You can purchace these from Mossy Nissan in CA. The phone number is (760) 720-7856. Greg Vogel is the parts manager. The orange piece inside is just a cap that houses the bulb. If you use a hair dryer or a heat gun, you can heat up the corners and pull the lense apart and unscrew the orange cap.


----------



## Ninety-Nine SE-L (May 5, 2002)

I can't remember who, but I know that someone on the b15 boards makes them and he said he's going to start making them without that orange piece. I actually have no Idea what that thing looks like, does anyone have a pic so I can see the orange cap?


----------



## LIUSPEED (May 29, 2002)

here is the pic


----------



## myoung (Apr 15, 2002)

LIUSPEED said:


> *
> 
> 
> 
> ...


Snagged my pic again????...lol


----------



## GregV (Apr 30, 2002)

honda hater said:


> *You can purchace these from Mossy Nissan in CA. The phone number is (760) 720-7856. Greg Vogel is the parts manager.
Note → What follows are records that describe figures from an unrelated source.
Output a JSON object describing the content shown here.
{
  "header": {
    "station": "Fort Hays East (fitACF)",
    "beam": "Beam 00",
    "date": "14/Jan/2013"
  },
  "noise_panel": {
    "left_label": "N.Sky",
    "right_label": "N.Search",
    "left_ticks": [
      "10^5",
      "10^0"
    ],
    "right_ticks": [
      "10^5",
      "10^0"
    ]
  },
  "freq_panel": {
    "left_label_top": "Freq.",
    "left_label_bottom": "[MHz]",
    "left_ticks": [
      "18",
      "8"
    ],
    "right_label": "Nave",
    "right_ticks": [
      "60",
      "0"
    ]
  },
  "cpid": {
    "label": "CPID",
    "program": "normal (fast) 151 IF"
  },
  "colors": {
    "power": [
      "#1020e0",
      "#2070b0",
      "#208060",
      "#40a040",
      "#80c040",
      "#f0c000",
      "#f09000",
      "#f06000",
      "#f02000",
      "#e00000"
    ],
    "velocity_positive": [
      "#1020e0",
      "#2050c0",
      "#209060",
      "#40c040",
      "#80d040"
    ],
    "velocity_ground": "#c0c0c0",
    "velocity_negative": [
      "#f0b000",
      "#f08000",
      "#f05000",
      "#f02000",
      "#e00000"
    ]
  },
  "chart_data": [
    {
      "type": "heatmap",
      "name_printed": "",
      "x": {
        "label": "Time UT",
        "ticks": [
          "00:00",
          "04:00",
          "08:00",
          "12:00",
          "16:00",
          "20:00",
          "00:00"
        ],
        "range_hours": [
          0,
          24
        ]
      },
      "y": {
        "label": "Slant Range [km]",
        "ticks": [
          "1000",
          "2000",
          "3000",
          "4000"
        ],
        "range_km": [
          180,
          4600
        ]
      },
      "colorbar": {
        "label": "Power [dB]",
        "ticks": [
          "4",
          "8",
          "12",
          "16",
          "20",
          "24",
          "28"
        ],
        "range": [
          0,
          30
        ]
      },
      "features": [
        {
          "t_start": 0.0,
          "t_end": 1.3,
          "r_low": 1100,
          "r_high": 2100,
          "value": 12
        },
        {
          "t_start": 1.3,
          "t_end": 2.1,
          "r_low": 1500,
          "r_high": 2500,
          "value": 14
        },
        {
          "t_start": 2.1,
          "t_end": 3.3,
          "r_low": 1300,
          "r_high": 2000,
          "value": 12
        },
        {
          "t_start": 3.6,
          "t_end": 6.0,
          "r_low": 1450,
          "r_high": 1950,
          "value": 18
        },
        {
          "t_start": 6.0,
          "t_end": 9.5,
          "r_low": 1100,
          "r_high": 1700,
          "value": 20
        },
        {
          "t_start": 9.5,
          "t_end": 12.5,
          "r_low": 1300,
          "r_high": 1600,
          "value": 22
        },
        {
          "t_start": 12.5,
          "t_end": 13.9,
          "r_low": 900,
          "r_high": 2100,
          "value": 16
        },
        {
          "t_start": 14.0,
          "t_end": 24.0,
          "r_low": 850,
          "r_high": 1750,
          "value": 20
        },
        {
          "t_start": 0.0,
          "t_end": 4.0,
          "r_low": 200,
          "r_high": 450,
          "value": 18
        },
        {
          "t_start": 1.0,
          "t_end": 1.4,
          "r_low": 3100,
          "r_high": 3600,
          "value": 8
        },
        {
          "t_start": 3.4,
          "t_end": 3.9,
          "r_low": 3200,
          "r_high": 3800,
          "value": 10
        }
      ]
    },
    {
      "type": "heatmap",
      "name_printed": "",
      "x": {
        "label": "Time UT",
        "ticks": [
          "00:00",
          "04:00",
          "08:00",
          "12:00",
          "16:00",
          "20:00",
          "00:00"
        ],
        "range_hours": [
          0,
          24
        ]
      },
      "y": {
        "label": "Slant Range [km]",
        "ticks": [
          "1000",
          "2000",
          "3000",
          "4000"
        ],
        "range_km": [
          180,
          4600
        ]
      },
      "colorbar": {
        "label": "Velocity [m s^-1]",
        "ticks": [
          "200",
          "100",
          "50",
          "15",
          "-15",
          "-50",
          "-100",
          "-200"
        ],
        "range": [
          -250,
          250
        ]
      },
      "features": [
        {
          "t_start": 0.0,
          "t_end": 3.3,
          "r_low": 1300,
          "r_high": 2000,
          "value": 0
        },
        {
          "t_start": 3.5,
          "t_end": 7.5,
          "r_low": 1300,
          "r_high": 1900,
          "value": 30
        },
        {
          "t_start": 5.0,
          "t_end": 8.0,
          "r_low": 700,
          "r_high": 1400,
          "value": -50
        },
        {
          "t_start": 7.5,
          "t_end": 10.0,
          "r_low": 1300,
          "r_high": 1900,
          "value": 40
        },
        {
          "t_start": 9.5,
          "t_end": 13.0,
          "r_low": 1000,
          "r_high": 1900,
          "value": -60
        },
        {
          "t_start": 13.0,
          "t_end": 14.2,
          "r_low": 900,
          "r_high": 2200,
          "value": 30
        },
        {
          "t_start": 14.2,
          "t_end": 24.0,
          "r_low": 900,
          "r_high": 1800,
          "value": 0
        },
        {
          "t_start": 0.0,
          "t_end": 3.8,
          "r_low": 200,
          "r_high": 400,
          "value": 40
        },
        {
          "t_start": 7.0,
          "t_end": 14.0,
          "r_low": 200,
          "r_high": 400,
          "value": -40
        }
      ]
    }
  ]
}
The orange piece inside is just a cap that houses the bulb. If you use a hair dryer or a heat gun, you can heat up the corners and pull the lense apart and unscrew the orange cap. *


This has been done my many customers. I don't do it because the price would have to go up. But keep in mind, you don't have to buy pairs from me, I can help you with singles if you break one side.


----------



## 1CLNB14 (Apr 30, 2002)

Scott said:


> *
> 
> I know it may not seem like a big deal, but what he's doing makes it appear as if sentra.net condones his actions. He used pictures from one of Michaels's articles and contacted people using the resources of sentra.net. We do not condone what he did and if permission had been asked, it would have been denied. It's great if this person now knows why what he did is wrong, and even better if he never does it again, but I still plan to make the owners registry contact form optional.  It will be on a per user basis so each person can decide whether they want people to have the option of sending them messages. Unfortunately there's not much we can do to prevent image theft. *



Just so you know, this guy also sent me an email, saying he saw my car on sentra.net. He was trying to sell me his corners. I told him that if he indeed did see my car on sentra.net, then he should of seen that I already have the "euro" clear corners. I also told him that I can find them for a better price.


----------



## Guest (Jun 14, 2002)

those are A LOT nicer than the "clear corners" i have seen. The cheap ones look like garbage.... if you have projector HL's you really need the CLEAR one's like that...
where is a cheap/reliable place to get the???


----------



## Scott (Apr 15, 2002)

1CLNB14 said:


> *
> 
> 
> Just so you know, this guy also sent me an email, saying he saw my car on sentra.net. He was trying to sell me his corners. I told him that if he indeed did see my car on sentra.net, then he should of seen that I already have the "euro" clear corners. I also told him that I can find them for a better price. *


Thanks for letting me know. Since I posted that first message I have redesigned the Owners Registry so contact by e-mail is now optional. So if you don't want that to happen again, update your profile with sentra.net and choose "No" under whether you want people contacting you.


----------



## 200'side (May 24, 2002)

Scott said:


> *
> 
> Thanks for letting me know. Since I posted that first message I have redesigned the Owners Registry so contact by e-mail is now optional. So if you don't want that to happen again, update your profile with sentra.net and choose "No" under whether you want people contacting you. *


Well he tried to contact me as well. E-mailed me at work. Gave him the cold shoulder since he wanted an arm and a leg for the damn things. Doesn't sound like he's gonna get business regardless.


----------